Mother on the roost with two chicks
Life is full of challenges. Things are always changing. Nothing stays the same. And it’s as true for chicks as it is for us. The Milky Way galaxy we live in is moving at some 1,350,000 miles an hour through the universe. Every day we travel some 32 million miles. From the moment we are born until we die, we are never in the same space, traveling through space at incredible, unimaginable speed. All of us, even the chickens. At times it may seem like nothing changes, but every hour of every day hour we travel more than a million miles. At that speed we could buzz around the earth more than 50 times in an hour. So the next time you are in a difficult situation, close your eyes and remember that in an hour you’ll be more than a million miles away from where you are now.
Yesterday evening was a traumatic time for these chicks.
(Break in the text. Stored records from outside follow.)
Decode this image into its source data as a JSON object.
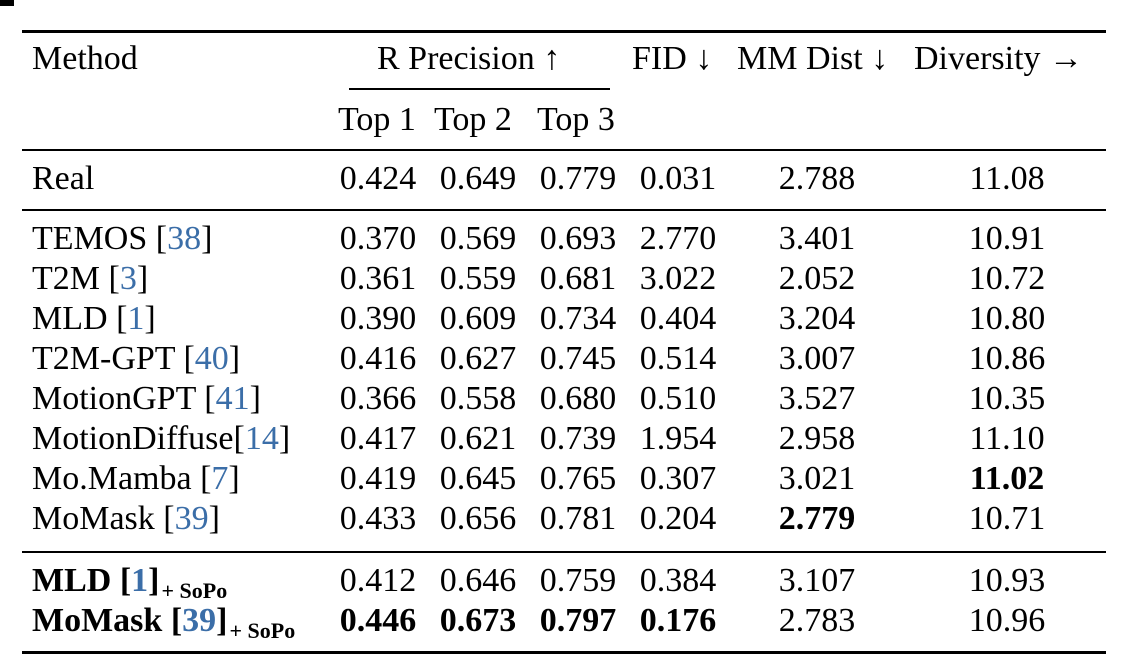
{
  "header": {
    "method": "Method",
    "r_precision": "R Precision ↑",
    "fid": "FID ↓",
    "mm_dist": "MM Dist ↓",
    "diversity": "Diversity →",
    "top1": "Top 1",
    "top2": "Top 2",
    "top3": "Top 3"
  },
  "real": {
    "name": "Real",
    "top1": "0.424",
    "top2": "0.649",
    "top3": "0.779",
    "fid": "0.031",
    "mm": "2.788",
    "div": "11.08"
  },
  "rows": [
    {
      "name": "TEMOS ",
      "cite": "38",
      "top1": "0.370",
      "top2": "0.569",
      "top3": "0.693",
      "fid": "2.770",
      "mm": "3.401",
      "div": "10.91"
    },
    {
      "name": "T2M ",
      "cite": "3",
      "top1": "0.361",
      "top2": "0.559",
      "top3": "0.681",
      "fid": "3.022",
      "mm": "2.052",
      "div": "10.72"
    },
    {
      "name": "MLD ",
      "cite": "1",
      "top1": "0.390",
      "top2": "0.609",
      "top3": "0.734",
      "fid": "0.404",
      "mm": "3.204",
      "div": "10.80"
    },
    {
      "name": "T2M-GPT ",
      "cite": "40",
      "top1": "0.416",
      "top2": "0.627",
      "top3": "0.745",
      "fid": "0.514",
      "mm": "3.007",
      "div": "10.86"
    },
    {
      "name": "MotionGPT ",
      "cite": "41",
      "top1": "0.366",
      "top2": "0.558",
      "top3": "0.680",
      "fid": "0.510",
      "mm": "3.527",
      "div": "10.35"
    },
    {
      "name": "MotionDiffuse",
      "cite": "14",
      "top1": "0.417",
      "top2": "0.621",
      "top3": "0.739",
      "fid": "1.954",
      "mm": "2.958",
      "div": "11.10"
    },
    {
      "name": "Mo.Mamba ",
      "cite": "7",
      "top1": "0.419",
      "top2": "0.645",
      "top3": "0.765",
      "fid": "0.307",
      "mm": "3.021",
      "div": "11.02"
    },
    {
      "name": "MoMask ",
      "cite": "39",
      "top1": "0.433",
      "top2": "0.656",
      "top3": "0.781",
      "fid": "0.204",
      "mm": "2.779",
      "div": "10.71"
    }
  ],
  "ours": [
    {
      "name": "MLD ",
      "cite": "1",
      "suffix": "+ SoPo",
      "top1": "0.412",
      "top2": "0.646",
      "top3": "0.759",
      "fid": "0.384",
      "mm": "3.107",
      "div": "10.93"
    },
    {
      "name": "MoMask ",
      "cite": "39",
      "suffix": "+ SoPo",
      "top1": "0.446",
      "top2": "0.673",
      "top3": "0.797",
      "fid": "0.176",
      "mm": "2.783",
      "div": "10.96"
    }
  ]
}
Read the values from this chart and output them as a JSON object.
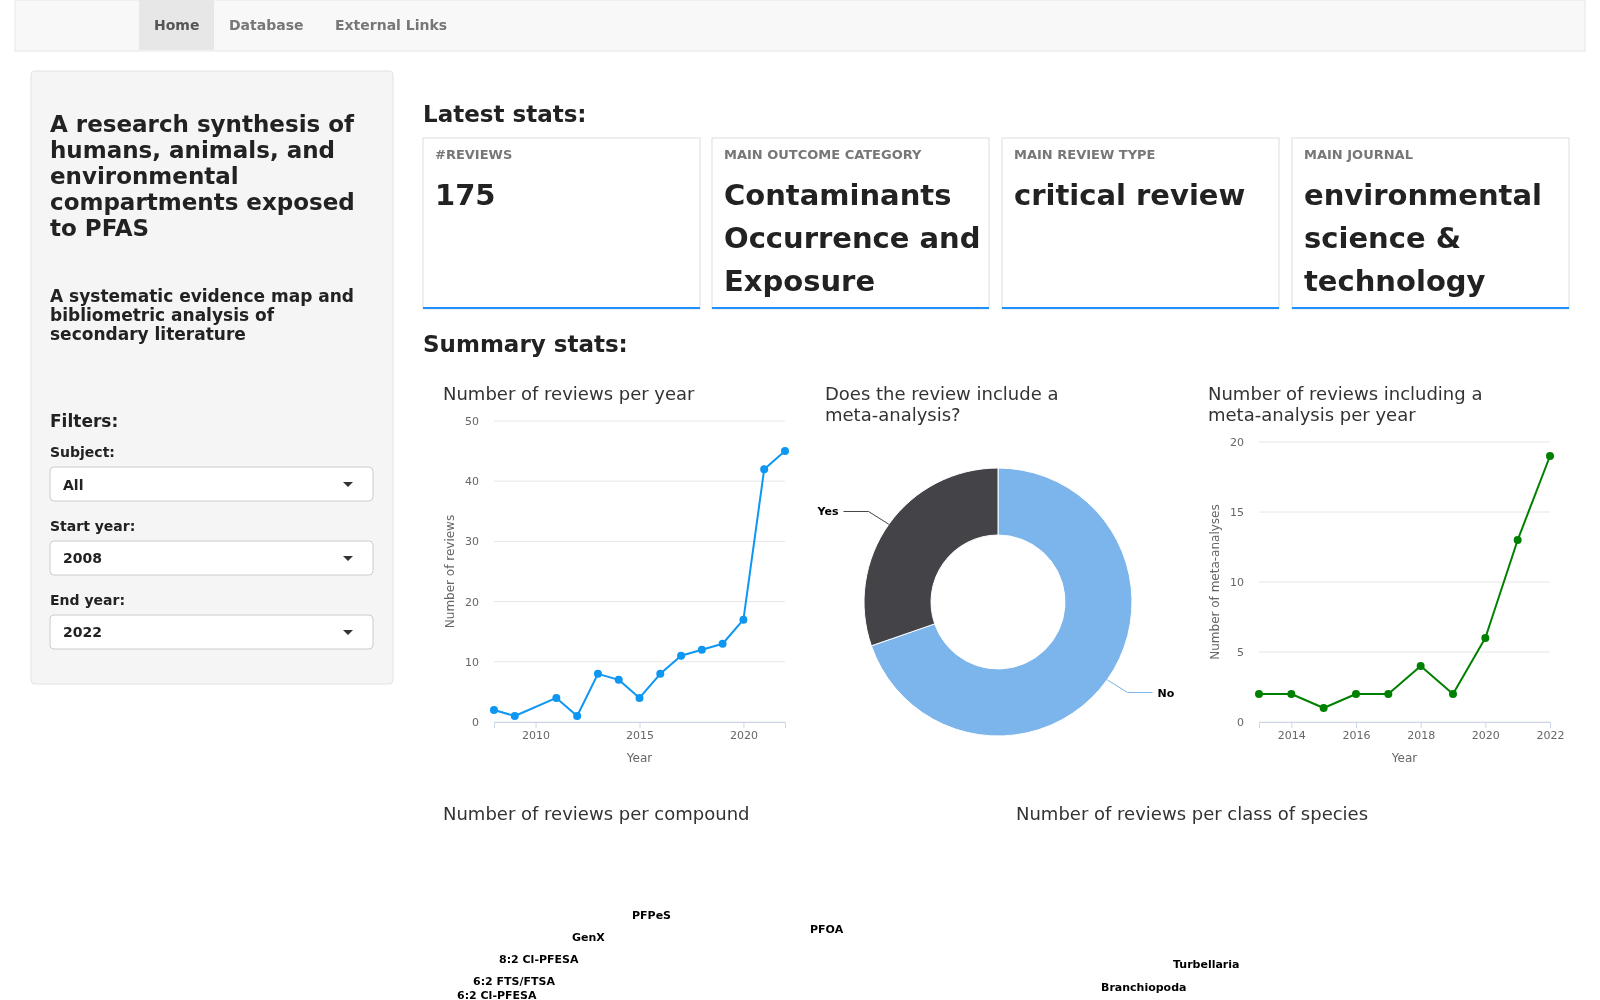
{
  "chart_data": [
    {
      "type": "other",
      "title": "A research synthesis of humans, animals, and environmental compartments exposed to PFAS",
      "subtitle": "A systematic evidence map and bibliometric analysis of secondary literature",
      "annotations": [
        "Home",
        "Database",
        "External Links",
        "Filters:",
        "Subject:",
        "All",
        "Start year:",
        "2008",
        "End year:",
        "2022"
      ]
    },
    {
      "type": "other",
      "title": "Latest stats:",
      "annotations": [
        "#REVIEWS",
        "175",
        "MAIN OUTCOME CATEGORY",
        "Contaminants Occurrence and Exposure",
        "MAIN REVIEW TYPE",
        "critical review",
        "MAIN JOURNAL",
        "environmental science & technology",
        "Summary stats:"
      ]
    },
    {
      "type": "line",
      "title": "Number of reviews per year",
      "xlabel": "Year",
      "ylabel": "Number of reviews",
      "x": [
        2008,
        2009,
        2011,
        2012,
        2013,
        2014,
        2015,
        2016,
        2017,
        2018,
        2019,
        2020,
        2021,
        2022
      ],
      "series": [
        {
          "color": "#0d96f2",
          "values": [
            2,
            1,
            4,
            1,
            8,
            7,
            4,
            8,
            11,
            12,
            13,
            17,
            42,
            45
          ]
        }
      ],
      "xlim": [
        2008,
        2022
      ],
      "xticks": [
        2010,
        2015,
        2020
      ],
      "ylim": [
        0,
        50
      ],
      "yticks": [
        0,
        10,
        20,
        30,
        40,
        50
      ],
      "grid": "y",
      "marker": "circle"
    },
    {
      "type": "donut",
      "title": "Does the review include a meta-analysis?",
      "categories": [
        "No",
        "Yes"
      ],
      "values": [
        69.7,
        30.3
      ],
      "colors": [
        "#7cb5ec",
        "#434348"
      ]
    },
    {
      "type": "line",
      "title": "Number of reviews including a meta-analysis per year",
      "xlabel": "Year",
      "ylabel": "Number of meta-analyses",
      "x": [
        2013,
        2014,
        2015,
        2016,
        2017,
        2018,
        2019,
        2020,
        2021,
        2022
      ],
      "series": [
        {
          "color": "#008000",
          "values": [
            2,
            2,
            1,
            2,
            2,
            4,
            2,
            6,
            13,
            19
          ]
        }
      ],
      "xlim": [
        2013,
        2022
      ],
      "xticks": [
        2014,
        2016,
        2018,
        2020,
        2022
      ],
      "ylim": [
        0,
        20
      ],
      "yticks": [
        0,
        5,
        10,
        15,
        20
      ],
      "grid": "y",
      "marker": "circle"
    },
    {
      "type": "other",
      "title": "Number of reviews per compound",
      "annotations": [
        "PFOA",
        "PFPeS",
        "GenX",
        "8:2 Cl-PFESA",
        "6:2 FTS/FTSA",
        "6:2 Cl-PFESA"
      ]
    },
    {
      "type": "other",
      "title": "Number of reviews per class of species",
      "annotations": [
        "Turbellaria",
        "Branchiopoda"
      ]
    }
  ]
}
Their mother decided it’s time to start roosting again after sleeping with her chicks in a small barn for the last two months. Two of her chicks followed her up to the roost. But the other two couldn’t understand why she wasn’t in their bed. So they spent the night huddled together, wondering where their mother had gone.
Today, they are all together, following her around through the pasture and woods. Maybe tonight, they will all figure out that their mother is roosting with the other grownup chickens and join her and the other chicks on the roost.
It won’t be long before they have an even more traumatic experience, when their mother decides that her mothering time is over and shoos them away when they want to follow her around.
Broiler raised chickens never have to face this ordeal of growing up. Broiler and most farmed chicken never have a mother to contend with. So they never have to confront separation anxiety. Then again, most farmed chicken, broiler-free range-pastured never live this long.
Chicks on their own
Note: The egg you see under the chicks is a wooden egg. I keep wooden eggs in the nests I want the hens to use, to encourage them to lay there. Hens prefer to lay eggs in nests where there are other eggs.